How to get the cheapest Auto insurance?
Cheap car insurance
Not all car insurance is the same. If you want cheap car insurance, you have to choose the lowest amount of coverage that’s legally required. This “bare bones” coverage usually consists of liability insurance at the lowest legal limits. If you cause an accident, it pays for others’ property damage and medical bills and that’s it. For more coverage, you have to raise the limits and buy optional coverages, which bring the price of insurance a lot higher.
Liability limits are usually written like this: 30/60/25. In this example, using Texas minimum requirements, the numbers show coverage that would pay:
- medical expenses of up to $30, 000 per person
- medical expenses up to $60, 000 per accident
- up to $25, 000 for property damage
To give you an idea of how much state minimum coverage costs, here are average annual rates for the cheapest car insurance coverage in every state.

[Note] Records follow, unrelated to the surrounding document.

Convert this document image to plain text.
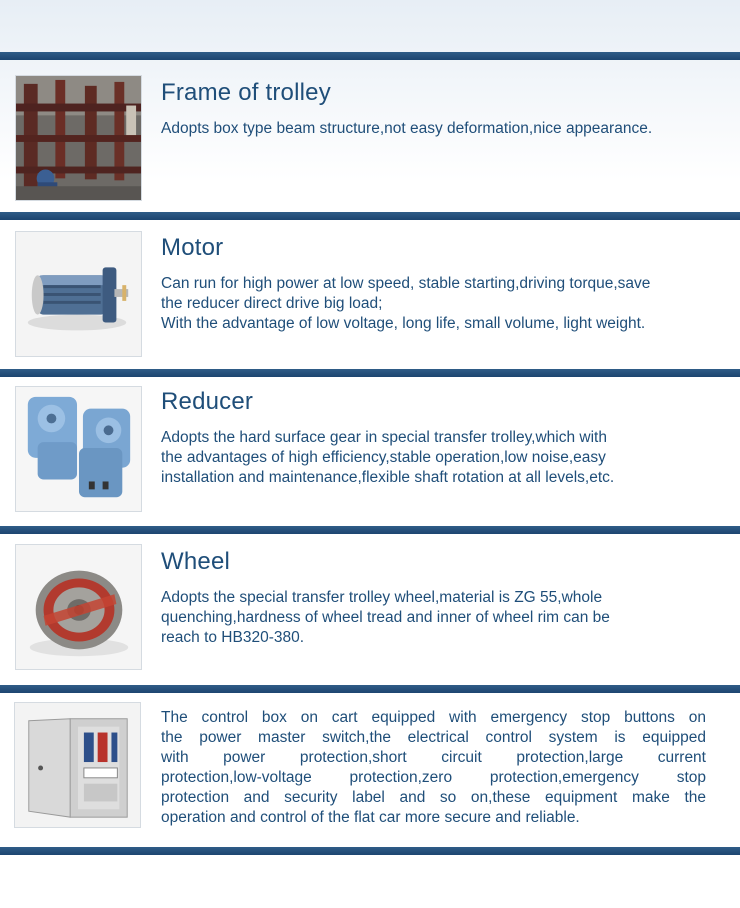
Frame of trolley
Adopts box type beam structure,not easy deformation,nice appearance.
Motor
Can run for high power at low speed, stable starting,driving torque,save
the reducer direct drive big load;
With the advantage of low voltage, long life, small volume, light weight.
Reducer
Adopts the hard surface gear in special transfer trolley,which with
the advantages of high efficiency,stable operation,low noise,easy
installation and maintenance,flexible shaft rotation at all levels,etc.
Wheel
Adopts the special transfer trolley wheel,material is ZG 55,whole
quenching,hardness of wheel tread and inner of wheel rim can be
reach to HB320-380.
The control box on cart equipped with emergency stop buttons on
the power master switch,the electrical control system is equipped
with power protection,short circuit protection,large current
protection,low-voltage protection,zero protection,emergency stop
protection and security label and so on,these equipment make the
operation and control of the flat car more secure and reliable.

Minimum car insurance rates by state
Methodology: The table shows the average annual rate of 10 ZIP codes in the state for minimum coverage from the following carriers, in no particular order: Progressive, Allstate, State Farm, Nationwide, GEICO and Farmers. In some states, uninsured motorist coverage and/or personal injury protection coverage is mandatory in addition to liability. For those states, these coverages are included in our average rate shown in the chart, though we list just the state minimum levels for liability. Data was provided for CarInsurance.com by Quadrant Information Services. New Hampshire doesn’t require drivers to have car insurance, but most drivers do, and we’ve listed what is mandated if you choose to carry coverage.
When it makes sense to buy the cheapest car insurance
Going with the minimum liability car insurance required by your state is rarely recommended. The amount of coverage required by state law is low, which means even a minor accident can exceed the amount your insurer will pay out. "You should be careful to have adequate coverage to fully protect your vehicle and other assets so you don't get stuck with out-of-pocket expenses, " says Penny Gusner, consumer analyst for CarInsurance.com. But there are a few scenarios in which having minimum coverage may be a good strategy. Here are four:
1. Your car is old and not very valuable, so you skip comprehensive and collision
Collision coverage pays to repair your car if you're in an accident. Comprehensive coverage pays to replace your car if it’s stolen and pays for damages from fallen objects, like a tree, and from fire, floods, animal strikes and vandalism. Both of these types of protection are optional. Comprehensive and collision only pay out up to the actual cash value of your car. That’s why these coverages may be unnecessary if the vehicle isn't worth much.
"This is especially true for a car that you aren't driving as much, such as an extra car that sits most of the time and you want to pay as little as possible for insurance, " says Gusner. “If you are looking to save to buy a newer car, then by dropping down coverage to state minimum you can put away the money saved for the replacement car."
William Harris, an independent insurance agent in Los Angeles, echoes Gusner, but points out the consequences. "Dropping comp and collision could be reasonable, but remember that, if it's your only car, you'll have to pay for any body work or be prepared to drive around a car that looks like a wreck."
2. You don't drive very much.
If you log few miles on your car, Gusner says minimum coverage may suffice, simply because the less you drive, the less risky your driving experience will be.
"If you are retired, work from home or otherwise don't drive much, then dropping liability coverage to the lowest possible limits can save you money, " she says. "You aren't as likely to be in an accident as someone who commutes to and from work each day or drives for work."
She adds that consistently driving few miles each year will likely snag a low-mileage discount.
3. You don't have a home, big savings or other assets to protect.
If you're in an accident, the other driver or drivers can sue you to cover damages beyond what your insurer pays out, which puts all your assets at risk. But if you don't have any assets to target, it's less likely you'll be sued, says Gusner.
But that comes with a strong warning: "Just because you don't have much doesn't mean a lien can't be placed against you, or that your license and registration can't be suspended if you cause an accident and can't pay for all damages, " Gusner says. "If you don't want to end up in that type of situation, then it's wise to buy higher liability limits if you can afford it."